Syekh Lemah Abang berujar, 'Marilah kita berbicara dengan terus terang bahwa Aku
ini Allah. Akulah yang sejatinya disebut Prabu Satmata, tidak ada yang lain yang ilahi',
Maulana Maghrib mencela, 'tapi itu jisim namanya disebut,' Syekh Lemah Abang menyahut,
'Saya menyampaikan ilmu yang bukan tubuh, karena tubuh pada hakikatnya tidak ada. Yang
kita bincang adalah ilmu sejati. Kepada semuanya saja, kita buka tabir rahasia ilmu sejati'.
Dengan demikian, benih-benih tasawuf falsafi di Indonesia sedari awal memiliki
kekuatan yang sama besar dengan tasawuf akhlaki.
Sangat penting ajaran Syekh Siti Jenar, sebagai wali dengan kapasitas keilmuan yang
sangat mumpuni, mendapat banyak tempat di hati masyarakat. Hal ini menunjukkan model
kedua tasawuf pernah ada dan tumbuh bahkan pada taraf menjadi suatu arus utama di
Nusantara.
Pernyataan di atas bisa menjadi benar, jika dakwah dan ajaran Syekh Siti Jenar tidak
mendapatkan resistensi dari para anggota wali lainnya.
Pada kenyataannnya di dalam sejarah yang dibuktikan bahwa usaha-usaha pemakzulan
terhadap paham yang cenderung pada ajaran filosofis-panteistis yang diajarkan Syekh Siti
Jenar. Bahkan diberitahukan bahwa Sunan Giri (anggota Wali Songo) dikabarkan kuliah Siti
Jenar yang berpandangan panteisme.
b. Ar-Raniri
Nama lengkapnya adalah Nuruddin Muhammad bin Ali bin Hasanji bin Muhammad
Hanif Al-Raniri Al-Quraisyi Al-Syafi’i. Nuruddin Al Raniri adalah sarjana India keturunan
Arab, beliau dilahirkan di daerah Ranir yang tak jauh dari Gujarat.

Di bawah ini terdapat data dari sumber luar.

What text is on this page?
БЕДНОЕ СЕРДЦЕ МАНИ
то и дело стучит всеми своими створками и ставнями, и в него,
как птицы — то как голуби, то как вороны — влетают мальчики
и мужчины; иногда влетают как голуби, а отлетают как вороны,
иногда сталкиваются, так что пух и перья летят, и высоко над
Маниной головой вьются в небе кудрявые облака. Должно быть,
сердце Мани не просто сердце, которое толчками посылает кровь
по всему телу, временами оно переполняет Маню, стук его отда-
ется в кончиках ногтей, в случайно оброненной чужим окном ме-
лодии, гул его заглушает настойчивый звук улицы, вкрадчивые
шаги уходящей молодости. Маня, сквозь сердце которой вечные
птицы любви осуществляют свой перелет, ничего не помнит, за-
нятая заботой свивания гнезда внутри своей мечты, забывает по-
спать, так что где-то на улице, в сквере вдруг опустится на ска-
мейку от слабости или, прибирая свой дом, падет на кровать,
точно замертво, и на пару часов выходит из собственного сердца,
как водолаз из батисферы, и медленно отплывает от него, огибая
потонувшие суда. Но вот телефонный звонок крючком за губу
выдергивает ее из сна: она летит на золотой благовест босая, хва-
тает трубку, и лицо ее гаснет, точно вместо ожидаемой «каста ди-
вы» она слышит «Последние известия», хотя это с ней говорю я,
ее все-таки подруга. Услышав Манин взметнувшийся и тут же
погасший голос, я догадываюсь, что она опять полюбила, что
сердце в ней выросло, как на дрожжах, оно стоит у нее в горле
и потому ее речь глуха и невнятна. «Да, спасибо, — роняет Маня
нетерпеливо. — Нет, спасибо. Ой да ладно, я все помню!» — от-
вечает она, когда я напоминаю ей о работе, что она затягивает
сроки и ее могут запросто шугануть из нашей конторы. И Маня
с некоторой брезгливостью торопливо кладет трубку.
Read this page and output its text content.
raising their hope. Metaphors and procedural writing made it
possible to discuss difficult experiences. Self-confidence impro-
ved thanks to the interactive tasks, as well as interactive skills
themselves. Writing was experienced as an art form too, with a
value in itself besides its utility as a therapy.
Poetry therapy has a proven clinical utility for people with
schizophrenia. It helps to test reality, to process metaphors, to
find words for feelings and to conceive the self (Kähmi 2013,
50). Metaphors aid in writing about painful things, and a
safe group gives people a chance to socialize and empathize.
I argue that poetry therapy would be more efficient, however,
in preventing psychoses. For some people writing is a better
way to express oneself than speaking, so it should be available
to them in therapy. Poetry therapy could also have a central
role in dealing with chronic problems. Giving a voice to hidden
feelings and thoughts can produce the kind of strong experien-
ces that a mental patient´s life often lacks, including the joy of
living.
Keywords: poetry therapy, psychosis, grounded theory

Nuruddin Ar-Raniri lahir di kota Ranir Pantai Gujarat, India. Tahun kelahirannya tidak
di ketahui tetapi banyak ahli yang memperkirakan ia lahir di akhir abad 16. Guru yang paling
berpengaruh adalah Abu Nafs Sayyid Imam bin ‘Abdullah bin Syaiban, seorang guru Tarekat
Rifa’iyah. Ar-Raniri merupakan tokoh pembaharuan Islam di Aceh. Pembaharuan utamanya
adalah memerangi aliran Wujudiyyah yang dianggap aliran sesat. Karya-karya beliau antara
lain Ash-Shirath Al-Mustaqim, Bustan As-Salatin fi DzikirAl-Awwalin wa Al-Akhirin, Durrat
Al-Farra’idh bi Syarhi Al’Aqa’id, Syifa Al-Qulub.